陣の種類も何個かあるようだが、一番簡単な属性の陣で名前を呼ぶ方法を教えてもらった。ジュリ達は中庭で、先生に借りた召喚陣の布を広げて試してみる事にした。ライは用事があるからと途中で別れた。


「私、精霊召喚も一度も成功してないんだよね。なんか嫌な予感がするんだけど…」

「やってみないとわからないだろ」

「う、うん…」


自信なさげに水の陣に魔力を注ぎながら、シグナの名前を呼んでみた。しばらく待ってみたが、うんともすんとも言わなかった。


ほらねー!


心の中で悲しい突っ込みをしながらジュリはカルロ達に情けない顔を晒した。


「精霊が呼び出しを拒否なんて出来るのか?契約意味なくね?」


カルロの言葉にまったくですよねと同意の言葉が返って来た。が。

カレンもジュリも声を発していなかった。三人はは?と辺りを見渡すと、なんと小さな妖精のようなものが一輪の花を持っていた。そしてなぜか声は花から発しているように見える。


「契約によっては精霊は拒否できるんですよ」

「うわっきもちわるっ」


淡々と話しだす花にカルロは思わずそんな事を言っていた。


「この声、師長じゃないか?」

「あっ本当だ。でも今は謹慎のはずじゃあ…?」


カレンと不思議がって花を見ると、花が笑い出した。これは気持ち悪い


「ふふふ、僕はちゃんと自室にいますよ?魔術も使ってませんし、これは別の方に協力してもらっているのです」


それは屁理屈と言う名のズルでは…?


怪訝な面持ちの三人の思いは一致した。


「精霊の…彼の事が気になるのでしょう?ミハエル先生に尋ねていましたよね?」


どこで聞いてたんですかね?


「強制召喚の陣をお教えしましょうか?僕も彼にとても興味があるのですよ」

「そうしたらシグナは絶対召喚されるのですか?」

「ええ、貴方の前に」


ジュリは少し考えるように黙った。そして、顔をあげて花に向かって話しかけた。


「シグナが望んでいないのに、無理やりそんな事はしたくないです」


彼は精霊だが、ジュリにとっては大事な友達だ。そんな風に契約者の特権を振りかざすと、彼と築いてきた関係が壊れるような気がした。シグナはこんな形での再会は望んでいなかったのに、それでもジュリを助けに来てくれたのだ。

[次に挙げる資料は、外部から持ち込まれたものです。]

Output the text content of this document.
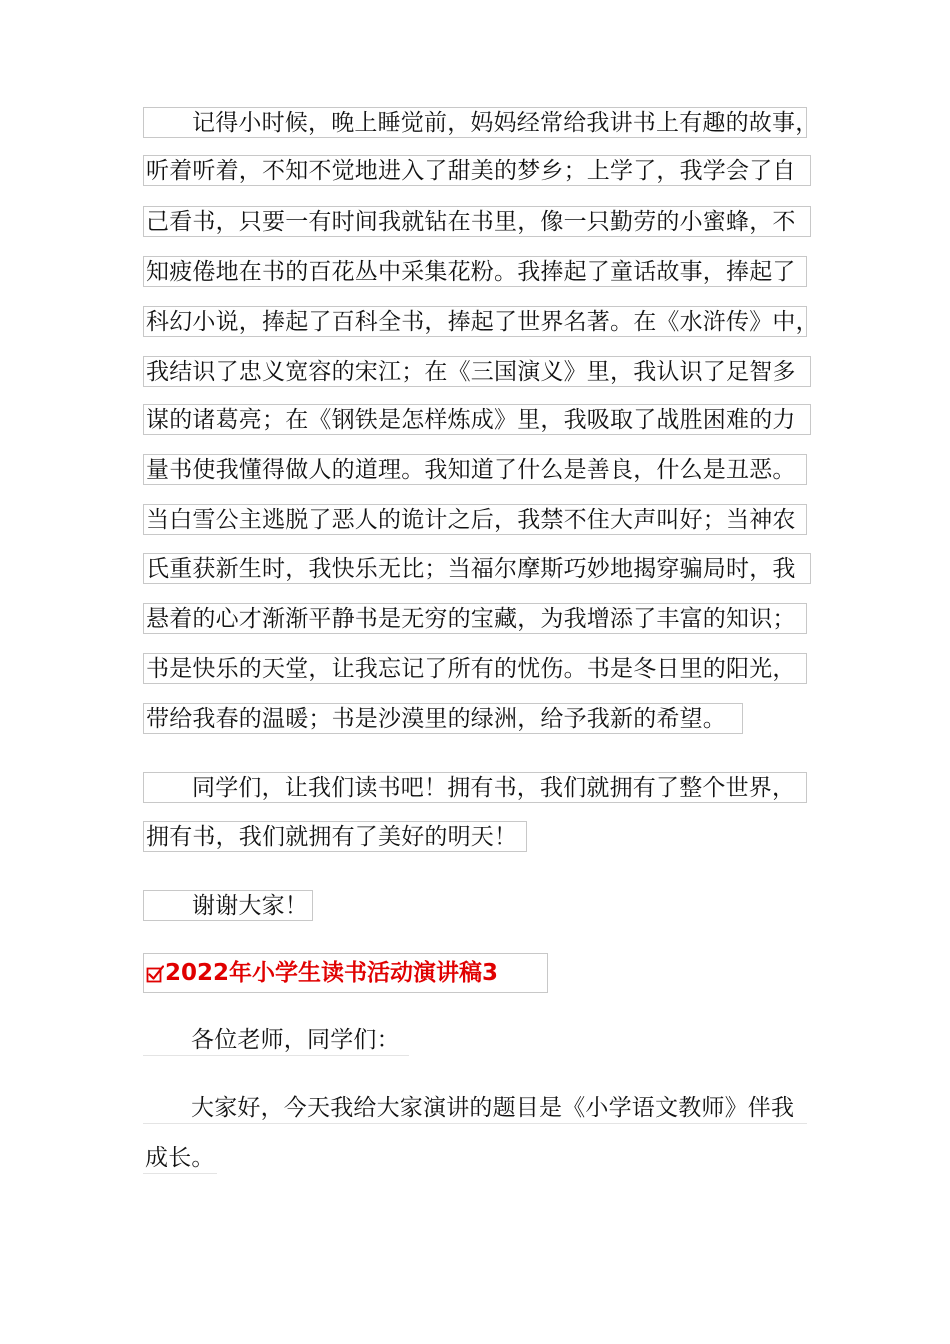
记得小时候，晚上睡觉前，妈妈经常给我讲书上有趣的故事，
听着听着，不知不觉地进入了甜美的梦乡；上学了，我学会了自
己看书，只要一有时间我就钻在书里，像一只勤劳的小蜜蜂，不
知疲倦地在书的百花丛中采集花粉。我捧起了童话故事，捧起了
科幻小说，捧起了百科全书，捧起了世界名著。在《水浒传》中，
我结识了忠义宽容的宋江；在《三国演义》里，我认识了足智多
谋的诸葛亮；在《钢铁是怎样炼成》里，我吸取了战胜困难的力
量书使我懂得做人的道理。我知道了什么是善良，什么是丑恶。
当白雪公主逃脱了恶人的诡计之后，我禁不住大声叫好；当神农
氏重获新生时，我快乐无比；当福尔摩斯巧妙地揭穿骗局时，我
悬着的心才渐渐平静书是无穷的宝藏，为我增添了丰富的知识；
书是快乐的天堂，让我忘记了所有的忧伤。书是冬日里的阳光，
带给我春的温暖；书是沙漠里的绿洲，给予我新的希望。
同学们，让我们读书吧！拥有书，我们就拥有了整个世界，
拥有书，我们就拥有了美好的明天！
谢谢大家！
2022年小学生读书活动演讲稿3
各位老师，同学们：
大家好，今天我给大家演讲的题目是《小学语文教师》伴我
成长。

「シグナがまた会いたいと、思ってくれたらでいいです」


カレンもカルロも笑って同意してくれたが、目の前の花だけはそうですかと少し残念そうだった。



先生に召喚陣を返すからとカルロとカレンに先に寮に戻ってもらおうとしたが、待ってると言ってもらったのでジュリは急いでミハエルの元に向かった。途中夕日が沈むのを渡り廊下から見ながら、ジュリは物思いに耽った。

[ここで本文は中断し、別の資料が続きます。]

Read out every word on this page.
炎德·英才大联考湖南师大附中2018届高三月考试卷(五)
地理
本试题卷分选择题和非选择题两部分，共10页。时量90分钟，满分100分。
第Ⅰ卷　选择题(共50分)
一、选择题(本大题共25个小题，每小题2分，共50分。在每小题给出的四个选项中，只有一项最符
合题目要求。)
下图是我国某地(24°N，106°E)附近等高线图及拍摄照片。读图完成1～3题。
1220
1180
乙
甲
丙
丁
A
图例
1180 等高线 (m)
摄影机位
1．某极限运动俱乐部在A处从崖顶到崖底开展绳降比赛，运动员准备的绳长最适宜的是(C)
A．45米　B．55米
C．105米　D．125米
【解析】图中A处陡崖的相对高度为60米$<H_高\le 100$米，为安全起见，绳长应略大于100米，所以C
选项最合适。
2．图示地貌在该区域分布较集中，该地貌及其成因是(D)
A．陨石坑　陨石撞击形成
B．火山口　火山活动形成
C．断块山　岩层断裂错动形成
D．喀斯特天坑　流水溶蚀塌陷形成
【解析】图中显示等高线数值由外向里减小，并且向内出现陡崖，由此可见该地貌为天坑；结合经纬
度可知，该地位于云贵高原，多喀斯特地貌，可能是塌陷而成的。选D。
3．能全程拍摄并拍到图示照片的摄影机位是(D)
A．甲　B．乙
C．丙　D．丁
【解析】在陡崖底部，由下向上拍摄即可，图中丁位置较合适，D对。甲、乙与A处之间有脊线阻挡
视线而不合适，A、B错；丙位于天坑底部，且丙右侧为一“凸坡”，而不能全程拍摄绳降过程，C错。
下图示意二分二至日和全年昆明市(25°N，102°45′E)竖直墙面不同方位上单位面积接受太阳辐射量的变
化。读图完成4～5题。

本当はシグナに会いたかった。ずっとずっと会いたかった。許されるなら、どんな方法でも会えるなら試してみたかったのがジュリの本音だ。


でもそんな事できない


理性が本音を押しとどめるのは彼が同じくらいとても大切だから。


「シグナはもう私になんて会いたくないのかなあ」


悲しい独り言を言ってしまうと、思わず涙が溢れてしまいそうだった。ジュリは村では無表情に徹していたが、シグナの前だけでは泣いたり、笑ったりが無意識ながら出来ていた。

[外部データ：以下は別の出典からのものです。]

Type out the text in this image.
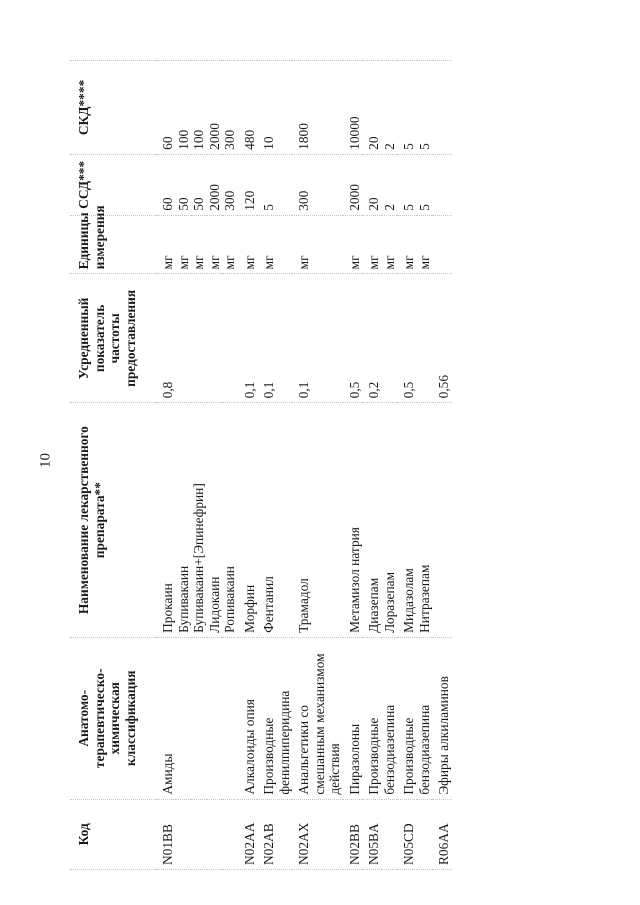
10
Код	Анатомо-терапевтическо-химическая классификация	Наименование лекарственного препарата**	Усредненный показатель частоты предоставления	Единицы измерения	ССД***	СКД****
N01BB	Амиды	Прокаин	0,8	мг	60	60
		Бупивакаин		мг	50	100
		Бупивакаин+[Эпинефрин]		мг	50	100
		Лидокаин		мг	2000	2000
		Ропивакаин		мг	300	300
N02AA	Алкалоиды опия	Морфин	0,1	мг	120	480
N02AB	Производные фенилпиперидина	Фентанил	0,1	мг	5	10
N02AX	Анальгетики со смешанным механизмом действия	Трамадол	0,1	мг	300	1800
N02BB	Пиразолоны	Метамизол натрия	0,5	мг	2000	10000
N05BA	Производные бензодиазепина	Диазепам	0,2	мг	20	20
		Лоразепам		мг	2	2
N05CD	Производные бензодиазепина	Мидазолам	0,5	мг	5	5
		Нитразепам		мг	5	5
R06AA	Эфиры алкиламинов		0,56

少し顔を伏せて、自分の影を見つめているとゆっくりと何かに包まれるような感覚があった。


「え…?」


後抱きにされていて顔は見えないが、少し低い体温と森のような清々しい香りは覚えがあった。


「ごめんね、ジュリ」

「シグナ…」


背が小さいジュリは後ろの人物にすっぽりと抱き込まれる形なっていたが、身体を器用に反転させて懐かしい顔をみあげた。


「シグナ…!ずっと会いたかったんだから!」

「うん、ごめんね。泣かないでよ、僕と会う時いつもジュリは泣いてるよね。悲しいの?」


ジュリはシグナにしがみついて頭をぶんぶんと振った。


「じゃあ笑ってよ。ジュリの笑顔が見れるのは僕の特権でしょ?」


優しい笑顔の幼馴染に促されて、ジュリは笑った。




「笑ってるな、あいつのあんな顔初めて見た」

「でも、泣いてもいないか?」


ジュリを迎えに来た二人は、こっそりと一部始終を見ていた。そしてカレンはカルロを見ながら、ぽそりと言う。


「悔しいか?」

「は?」

「なんか、そんな顔してる」


面白くなさそうなカルロの顔を見ながら、カレンは意味深な笑みを浮かべた。